To imagine that we can roll back the status quo to some yesteryear where the border between the U.S. and Mexico stands firm is, argues Gordon, "pure fantasy." It denies the very nature of an ever more globalized world, in which the movement of capital, information and people only becomes more fluid, not less. So we must go forward, not back. Gordon's proposal, "transnational labor citizenship," would create a new immigration status allowing free movement and freedom to work, as long as one pledged solidarity with a non-governmental, transnational labor organization. Such citizenship would be revoked if workers failed to abide by the rules, which would include a refusal to work for employers who did not maintain basic minimum workplace labor standards.

"Transnational labor citizenship is based on the theory that the only way to create a genuine floor on working conditions in a context of heavy competition is to link worker self-organization with the enforcement power of the state in a way that crosses borders just as workers do," writes Gordon. It's a bold assertion, and a blog post does little justice to the subtlety, complexity and sheer thoroughgoing detail that Gordon marshals in support of her ideas. But it is, above all, a progressive approach, one that sees greater inclusiveness and openness as the path to improved working conditions for everyone, instead of a "fortress mentality" of exclusion that tries, vainly, to privilege one group at the expense of another.

This is the kind of thinking that we are going to need to engage in if we are going to find a sensible solution to problems concerning international labor standards and on the influx of illegal aliens who are simultanously the subject of pity (because of the conditions they have and do endure) and demonized (because they drive down wages for other workers). The nation-state based economy is long gone and will not be making a comeback, which has hampered domestic unions to a great extent. I have not read the entire paper, but I would like to register one disagreement with the paragraph quoted above--Gordon argues that worker self-organization must be linked to the enforcement power of the state, but many (and probably, most) states do not have the will to enforce labor standards that are uniform with the standards seen across Europe or in the United States. Self-organized labor will have to impose those standards on states by vigorous organization and international solidarity. This argument isn't exactly new--Industrial Workers of the World, anyone?--but in a globalized society, it is, as far as I can see, the only plausible tactic to counter the race to the bottom that has been triggered by the advent of capital that can freely move anywhere in the world.

Maybe this paper can be the beginning of that conversation for the left.

Tuesday, January 23, 2007

To my legions of fans:

And thus begins my newest effort yet to sustain a blog for more than a few posts.
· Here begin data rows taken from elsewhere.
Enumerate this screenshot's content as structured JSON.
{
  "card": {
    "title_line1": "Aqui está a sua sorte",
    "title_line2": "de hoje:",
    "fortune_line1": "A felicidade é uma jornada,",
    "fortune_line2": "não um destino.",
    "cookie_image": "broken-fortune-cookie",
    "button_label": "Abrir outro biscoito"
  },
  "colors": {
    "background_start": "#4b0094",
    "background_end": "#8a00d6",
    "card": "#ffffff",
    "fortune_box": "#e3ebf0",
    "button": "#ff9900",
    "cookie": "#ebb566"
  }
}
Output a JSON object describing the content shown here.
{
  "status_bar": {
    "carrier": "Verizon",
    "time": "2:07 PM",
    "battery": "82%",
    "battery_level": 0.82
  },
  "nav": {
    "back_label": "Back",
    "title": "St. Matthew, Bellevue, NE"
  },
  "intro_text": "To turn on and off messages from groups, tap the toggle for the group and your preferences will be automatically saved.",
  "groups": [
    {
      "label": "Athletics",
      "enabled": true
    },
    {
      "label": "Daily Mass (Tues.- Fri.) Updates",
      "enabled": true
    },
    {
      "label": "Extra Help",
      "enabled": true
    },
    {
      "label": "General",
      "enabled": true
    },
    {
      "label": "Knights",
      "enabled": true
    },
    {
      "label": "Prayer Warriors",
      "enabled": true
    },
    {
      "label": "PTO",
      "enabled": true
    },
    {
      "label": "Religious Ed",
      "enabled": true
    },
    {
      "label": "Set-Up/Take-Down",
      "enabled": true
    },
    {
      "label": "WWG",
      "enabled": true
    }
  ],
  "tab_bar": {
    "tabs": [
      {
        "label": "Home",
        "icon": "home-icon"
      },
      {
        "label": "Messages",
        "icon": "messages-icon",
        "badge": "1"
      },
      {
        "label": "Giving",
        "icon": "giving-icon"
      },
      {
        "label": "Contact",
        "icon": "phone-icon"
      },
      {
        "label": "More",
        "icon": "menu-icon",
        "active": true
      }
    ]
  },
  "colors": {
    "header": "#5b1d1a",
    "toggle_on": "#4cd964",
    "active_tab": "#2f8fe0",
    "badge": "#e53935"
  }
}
Will this be the first and last, the alpha and omega? Only time will tell!

Item! I wanted to let my readers know that I am unset to the maxx that WETA radio in the Washington, DC area has become an all-classical station. After living here for nearly a year, I have become accustomed to this NPR station. The This American Life on Saturday mornings, the Newshour at 7 on weeknights and Tavis Smiley at very odd hours. I happened to be listening last night, when post-Newshour it was announced that the station was switching to the classical format, starting immediately. What!?!? Well, true to their word, mere minutes later they started playing classical and haven't stopped since. As far as I know, this was completely out of the blue.

I now feel justified for never giving money to public radio, despite the fact that I love it and listen all the time. I know there is another NPR news station, but it's a lot harder for me to pick up and now I've got to learn their schedule. Pah!